I’ve tried everything but nothing works, even talking to myself. I’m at the end of my rope, truly. I have a plan & a date set for soon. I cannot subject myself to another horrid winter with debilitating depression & fighting for months with suicidal thoughts. I’ve had enough! My thought is: SOMEONE has to be a “statistic”; why not me?
here is my long response- I love the other comment that was left as well- I hope this is helping you! you are loved and supported by people who don’t know you, but we do know the illness:
Hi,
I just got your comment. I am going to say to you what I say to myself when I get suicidal= that’s bipolar disorder talking. Period. You are inside there wanting to get out. You want help. It’s a god awful rotten illness when it makes you feel this way. Just awful. I can remember being so depressed I could hardly move. Who wouldn’t want to end that? I would if it were permanent- but depression is not permanent. It’s an illness.
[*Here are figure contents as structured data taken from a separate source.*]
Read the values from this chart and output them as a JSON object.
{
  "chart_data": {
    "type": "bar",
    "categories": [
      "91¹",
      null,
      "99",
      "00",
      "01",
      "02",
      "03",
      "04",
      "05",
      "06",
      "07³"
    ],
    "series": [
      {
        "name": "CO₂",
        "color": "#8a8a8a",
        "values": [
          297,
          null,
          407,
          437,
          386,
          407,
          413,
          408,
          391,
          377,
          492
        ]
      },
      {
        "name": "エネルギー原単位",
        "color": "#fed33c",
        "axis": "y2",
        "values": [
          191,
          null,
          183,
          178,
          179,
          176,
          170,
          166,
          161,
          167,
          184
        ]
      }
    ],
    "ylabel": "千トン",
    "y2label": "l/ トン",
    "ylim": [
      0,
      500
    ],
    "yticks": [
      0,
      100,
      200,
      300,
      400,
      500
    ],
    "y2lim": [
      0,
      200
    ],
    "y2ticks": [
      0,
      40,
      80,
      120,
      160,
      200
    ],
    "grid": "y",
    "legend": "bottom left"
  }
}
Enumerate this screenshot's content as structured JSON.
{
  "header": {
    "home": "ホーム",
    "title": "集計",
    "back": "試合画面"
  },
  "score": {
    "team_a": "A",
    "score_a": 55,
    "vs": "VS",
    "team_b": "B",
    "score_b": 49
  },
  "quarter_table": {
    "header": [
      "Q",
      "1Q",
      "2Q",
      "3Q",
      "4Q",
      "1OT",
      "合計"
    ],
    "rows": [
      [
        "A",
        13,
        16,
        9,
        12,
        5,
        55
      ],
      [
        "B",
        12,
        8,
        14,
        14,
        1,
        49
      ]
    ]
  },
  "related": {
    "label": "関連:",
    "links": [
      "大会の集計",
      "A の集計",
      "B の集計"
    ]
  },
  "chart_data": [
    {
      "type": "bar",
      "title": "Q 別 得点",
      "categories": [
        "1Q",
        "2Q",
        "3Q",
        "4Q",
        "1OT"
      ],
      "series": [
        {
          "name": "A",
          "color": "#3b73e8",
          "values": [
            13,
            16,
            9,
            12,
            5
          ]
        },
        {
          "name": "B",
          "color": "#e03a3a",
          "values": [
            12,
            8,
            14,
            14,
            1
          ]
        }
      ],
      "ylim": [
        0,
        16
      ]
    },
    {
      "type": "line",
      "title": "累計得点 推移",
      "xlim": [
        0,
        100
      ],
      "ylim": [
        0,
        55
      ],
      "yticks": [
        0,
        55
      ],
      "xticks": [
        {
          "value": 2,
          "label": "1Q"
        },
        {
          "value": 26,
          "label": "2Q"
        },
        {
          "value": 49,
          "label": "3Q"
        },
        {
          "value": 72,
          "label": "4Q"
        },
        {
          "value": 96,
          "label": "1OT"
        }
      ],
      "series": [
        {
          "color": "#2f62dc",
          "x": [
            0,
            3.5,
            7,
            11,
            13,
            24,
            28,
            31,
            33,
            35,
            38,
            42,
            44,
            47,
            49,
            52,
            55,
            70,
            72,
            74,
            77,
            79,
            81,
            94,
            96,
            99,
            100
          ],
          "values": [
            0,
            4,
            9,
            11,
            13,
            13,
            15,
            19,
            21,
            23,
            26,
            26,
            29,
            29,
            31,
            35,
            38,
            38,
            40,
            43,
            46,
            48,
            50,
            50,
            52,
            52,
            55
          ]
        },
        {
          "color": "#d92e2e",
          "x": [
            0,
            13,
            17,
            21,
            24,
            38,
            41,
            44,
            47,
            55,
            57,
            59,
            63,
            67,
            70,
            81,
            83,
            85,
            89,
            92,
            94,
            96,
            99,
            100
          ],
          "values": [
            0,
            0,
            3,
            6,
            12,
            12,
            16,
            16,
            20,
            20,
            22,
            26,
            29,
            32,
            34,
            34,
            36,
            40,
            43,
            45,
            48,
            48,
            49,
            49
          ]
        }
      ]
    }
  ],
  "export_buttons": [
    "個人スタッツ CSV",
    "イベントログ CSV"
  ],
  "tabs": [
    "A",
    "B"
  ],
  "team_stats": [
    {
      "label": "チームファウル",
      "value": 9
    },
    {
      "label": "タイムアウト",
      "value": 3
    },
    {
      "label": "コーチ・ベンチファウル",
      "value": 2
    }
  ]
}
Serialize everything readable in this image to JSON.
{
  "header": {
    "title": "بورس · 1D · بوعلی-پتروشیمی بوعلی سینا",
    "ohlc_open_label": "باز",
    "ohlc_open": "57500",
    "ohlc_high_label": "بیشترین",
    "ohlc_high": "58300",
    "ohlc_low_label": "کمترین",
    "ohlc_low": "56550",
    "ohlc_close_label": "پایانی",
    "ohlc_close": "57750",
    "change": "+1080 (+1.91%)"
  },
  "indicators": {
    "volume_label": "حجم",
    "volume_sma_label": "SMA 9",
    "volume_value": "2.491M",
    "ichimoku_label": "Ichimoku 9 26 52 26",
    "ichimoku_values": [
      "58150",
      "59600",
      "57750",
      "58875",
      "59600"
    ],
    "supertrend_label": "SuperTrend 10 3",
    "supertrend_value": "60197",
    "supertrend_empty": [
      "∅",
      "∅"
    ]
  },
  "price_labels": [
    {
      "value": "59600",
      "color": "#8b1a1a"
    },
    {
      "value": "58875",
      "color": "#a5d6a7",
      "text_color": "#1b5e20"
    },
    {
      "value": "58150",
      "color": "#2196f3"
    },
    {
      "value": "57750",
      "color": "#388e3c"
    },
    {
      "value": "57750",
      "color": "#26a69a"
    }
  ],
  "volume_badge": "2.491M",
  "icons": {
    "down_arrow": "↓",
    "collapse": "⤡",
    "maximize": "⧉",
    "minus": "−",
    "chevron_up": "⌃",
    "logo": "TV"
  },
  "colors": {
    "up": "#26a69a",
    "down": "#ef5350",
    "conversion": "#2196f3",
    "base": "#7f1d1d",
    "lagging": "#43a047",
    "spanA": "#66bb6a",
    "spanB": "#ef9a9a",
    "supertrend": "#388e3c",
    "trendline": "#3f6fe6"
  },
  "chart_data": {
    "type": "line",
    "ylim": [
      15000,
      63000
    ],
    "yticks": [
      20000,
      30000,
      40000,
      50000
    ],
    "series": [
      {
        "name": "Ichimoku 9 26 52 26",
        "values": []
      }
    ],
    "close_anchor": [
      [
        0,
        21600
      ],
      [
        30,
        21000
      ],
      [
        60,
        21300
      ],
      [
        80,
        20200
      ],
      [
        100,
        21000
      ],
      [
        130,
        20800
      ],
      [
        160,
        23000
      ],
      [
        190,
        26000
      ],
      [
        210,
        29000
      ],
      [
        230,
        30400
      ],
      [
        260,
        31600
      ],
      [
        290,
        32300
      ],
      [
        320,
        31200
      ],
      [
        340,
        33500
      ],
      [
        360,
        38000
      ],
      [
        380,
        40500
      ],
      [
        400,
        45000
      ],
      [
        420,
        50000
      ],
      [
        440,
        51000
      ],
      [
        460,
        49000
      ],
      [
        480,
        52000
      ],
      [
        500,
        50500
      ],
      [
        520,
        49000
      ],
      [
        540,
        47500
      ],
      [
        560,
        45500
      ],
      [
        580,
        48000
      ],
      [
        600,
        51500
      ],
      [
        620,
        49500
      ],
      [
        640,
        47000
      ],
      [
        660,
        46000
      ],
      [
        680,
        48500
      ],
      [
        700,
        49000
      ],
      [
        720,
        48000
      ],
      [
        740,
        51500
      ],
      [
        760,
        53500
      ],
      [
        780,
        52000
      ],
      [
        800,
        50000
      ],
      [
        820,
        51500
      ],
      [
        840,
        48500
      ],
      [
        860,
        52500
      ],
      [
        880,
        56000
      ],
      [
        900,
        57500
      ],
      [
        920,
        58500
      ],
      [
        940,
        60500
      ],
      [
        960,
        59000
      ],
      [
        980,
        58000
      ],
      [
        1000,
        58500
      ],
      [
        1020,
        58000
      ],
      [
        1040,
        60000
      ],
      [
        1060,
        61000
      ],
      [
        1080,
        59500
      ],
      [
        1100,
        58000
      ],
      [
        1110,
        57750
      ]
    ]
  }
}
I have been suicidal off and on since age 19. I thought it was an option- now I realize it was a symptom.
Here are some questions:
What is your diagnosis? If it’s bipolar disorder, then what you’re feeling right now is 100% normal. 100%. I say this throughout my books. If you had diabetes you are now in the equivalent of an insulin shock. That requires medical help just as you need medical help.
If you were on the side of the road with a broken leg- you would look for someone to come by and help – and they would. So I am helping now. Here are your options.
Remind yourself that it’s depression. You came to this web site= that isn’t a coincidence! You wrote on this blog and I just happened to read one more email before I walked out the door. No coincidence there. I was literally about to turn off my computer and your email beeped.
Who can you call right now? There are suicide help lines- if you go to http://www.moodgarden.org there is a lot of help. You can read from other people who have been where you are.
When you have a plan, it means the thoughts are taking over. What can you say to yourself to take the real you back from your bipolar manufactured thoughts?
Who is your health care professional and can you call them right now? I’m always honest when I’m suicidal. It’s nothing to be ashamed of. If there is not anyone, walk to any emergency room and tell them the truth- that is why they are there.
My partner Ivan was once so suicidal he could hardly talk- and then he got the right meds and he came back within a few hours. It happens.
People are statistics because they don’t know that there is hope: Here is the hope for you:
If you are really desperate – there is ECT and it can be extremely successful. My dear friend Gayathri had it and it saved her life. You can now read about her at http://www.mindbeautiful.org All she thought about was suicide and knew she needed help. Her family took her to the hospital. And now she lives with depression, but she has a good life.
I can go on and on here simply because you are in the middle of a serious illness with serious symptoms- the meds work because it is an illness. You can keep trying with the meds as well- they finally worked for me.
Who can you call right now? It may be hard to pick up the phone, but you won’t regret it.
I always say, “I have bipolar disorder and I’m suicidal;”- and I’ve always gotten help.
You don’t want to die- you want to end the pain of the illness so that you can lead a joyous life. It takes time and it takes professional help- but I promise you that your life can and will be better once you treat this as an illness. Depression is the problem- not you – you are wonderful.